L’EFSA pour rendre son avis a fait confiance au rapport redigé par l’homologue allemand de l’Anses qui se serait appuyé sur les même études que celles du CIRC, "mais aussi et surtout, comme le prévoit la réglementation européenne, sur des études fournies par une vingtaine d’industriels commercialisant des pesticides à base de glyphosate en Europe (Monsanto, Dow Agroscience, Syngenta, etc.), réunis au sein du Glyphosate Task Force (GTF). Ces études sont considérées prioritaire par les évaluateurs du risque car elles répondent à un cahier des charges réglementaires précis". Et ces études ne montrent pas de risques cancérogènes.

Le CIRC a choisi d’ignorer les études des firmes ; ces dernières ne publiant que les résultats sans détailler la méthode. Une position on ne peut plus légale aux yeux de la réglementation écrite par les instances européennes.

Hypothèse 3 : Les conflits d’intérêt avec les firmes phytosanitaires suspectés

Le CIRC et l’EFSA n’ont pas de bibliographie identique, n’aboutissent pas au même interprétations sur les documents communs et n’ont pas, non plus, le même soucis de transparence.
En effet, si les experts ayant travaillé pour le CIRC sont connus, ceux ayant participé à l’expertise européenne sont pour la plupart impossibles à identifier.

N’y aurait-il pas des conflits d’intérêts entre les scientifiques et les firmes sous cet anonymat, soulèvent bon nombre d'ONG ?

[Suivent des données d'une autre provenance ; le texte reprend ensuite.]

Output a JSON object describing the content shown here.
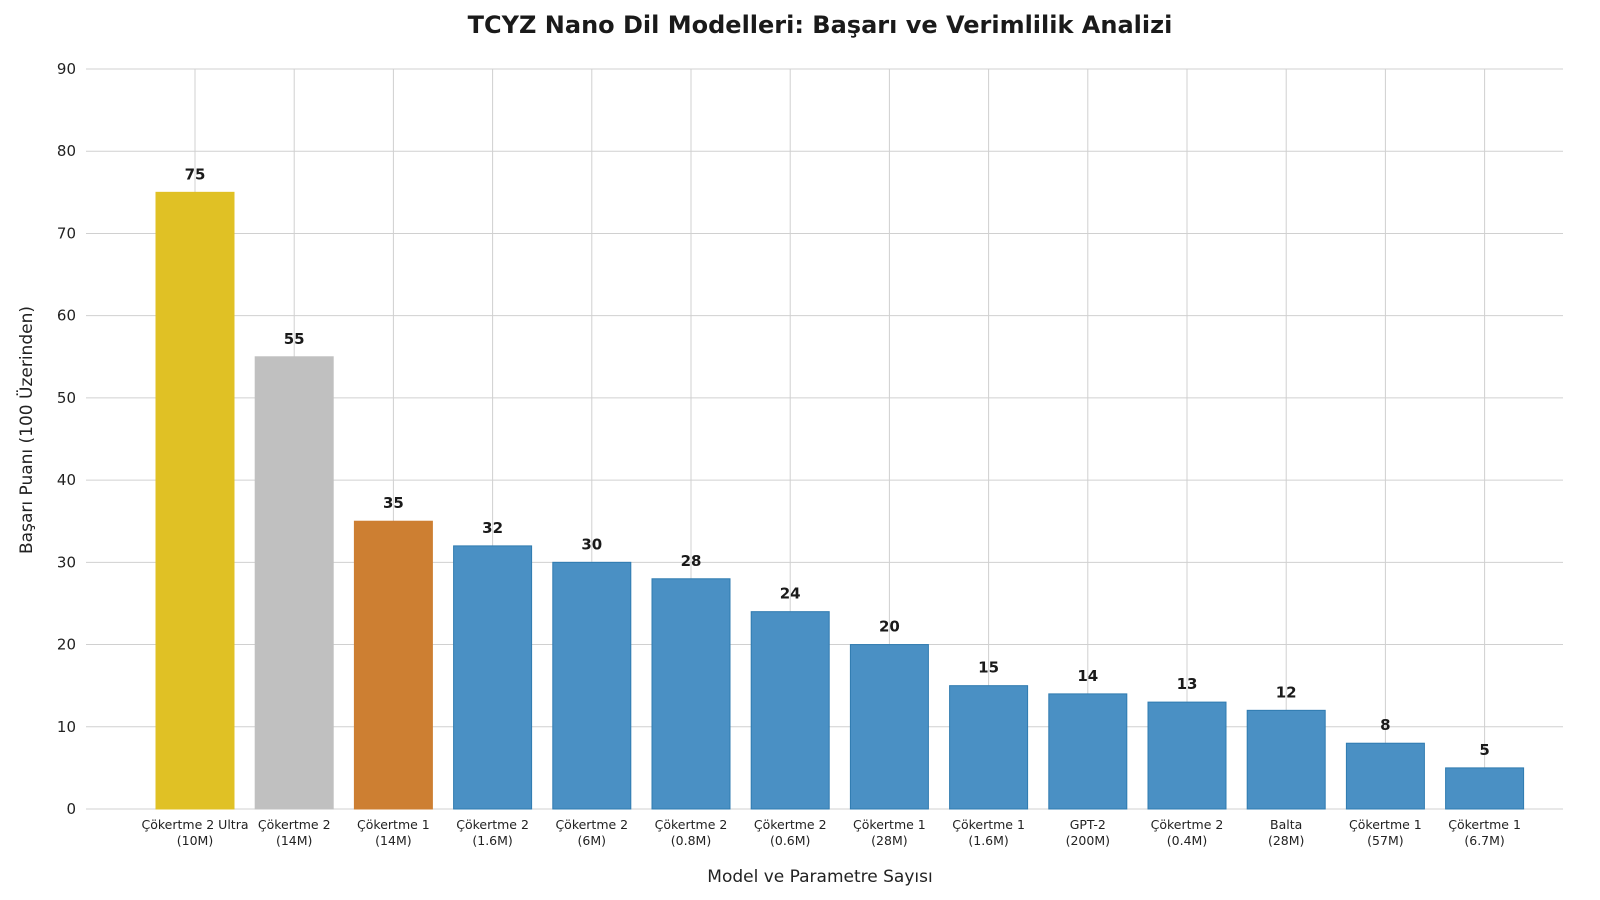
{
  "chart_data": {
    "type": "bar",
    "title": "TCYZ Nano Dil Modelleri: Başarı ve Verimlilik Analizi",
    "xlabel": "Model ve Parametre Sayısı",
    "ylabel": "Başarı Puanı (100 Üzerinden)",
    "ylim": [
      0,
      90
    ],
    "yticks": [
      0,
      10,
      20,
      30,
      40,
      50,
      60,
      70,
      80,
      90
    ],
    "grid": true,
    "categories": [
      [
        "Çökertme 2 Ultra",
        "(10M)"
      ],
      [
        "Çökertme 2",
        "(14M)"
      ],
      [
        "Çökertme 1",
        "(14M)"
      ],
      [
        "Çökertme 2",
        "(1.6M)"
      ],
      [
        "Çökertme 2",
        "(6M)"
      ],
      [
        "Çökertme 2",
        "(0.8M)"
      ],
      [
        "Çökertme 2",
        "(0.6M)"
      ],
      [
        "Çökertme 1",
        "(28M)"
      ],
      [
        "Çökertme 1",
        "(1.6M)"
      ],
      [
        "GPT-2",
        "(200M)"
      ],
      [
        "Çökertme 2",
        "(0.4M)"
      ],
      [
        "Balta",
        "(28M)"
      ],
      [
        "Çökertme 1",
        "(57M)"
      ],
      [
        "Çökertme 1",
        "(6.7M)"
      ]
    ],
    "values": [
      75,
      55,
      35,
      32,
      30,
      28,
      24,
      20,
      15,
      14,
      13,
      12,
      8,
      5
    ],
    "colors": [
      "#e0c125",
      "#c0c0c0",
      "#cd7f32",
      "#4a90c4",
      "#4a90c4",
      "#4a90c4",
      "#4a90c4",
      "#4a90c4",
      "#4a90c4",
      "#4a90c4",
      "#4a90c4",
      "#4a90c4",
      "#4a90c4",
      "#4a90c4"
    ]
  }
}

Certains rétorquent que les experts du CIRC peuvent, de leur côté, être de chemise avec des ONG environnementales. Effectivement, transparence ne signifie pas neutralité.

 

Pourquoi la Commission rechigne à trancher ?
Depuis le début de "l’affaire glyphosate", la Commission européenne s’est rangée à l’avis de l’EFSA. Elle proposait donc aux États membres de renouveler le glyphosate pour une période classique de 15 ans. Ne pouvant pas dégager de majorité absolue auprès des États membres, la Commission a revu sa copie en proposant une autorisation de 9 ans.
Vendredi dernier, on apprenait de diverses sources que la Commission pourrait désormais mettre sur la table une prolongation provisoire d’un an ou jusqu’à fin 2017, afin de donner le temps de disposer de davantage de données scientifiques avant un véritable renouvellement de l’autorisation.
Si cette proposition est rejetée par les pays européens, le glyphosate ne sera plus autorisé dans l’UE et les 28 États membres devront retirer les autorisations de tous les produits à base de glyphosate à partir de la fin juin 2016.
La prochaine réunion du comité regroupant des experts scientifiques et les représentants des États membres, prévue le 6 juin, pourrait apporter le verdict final si une majorité se détache.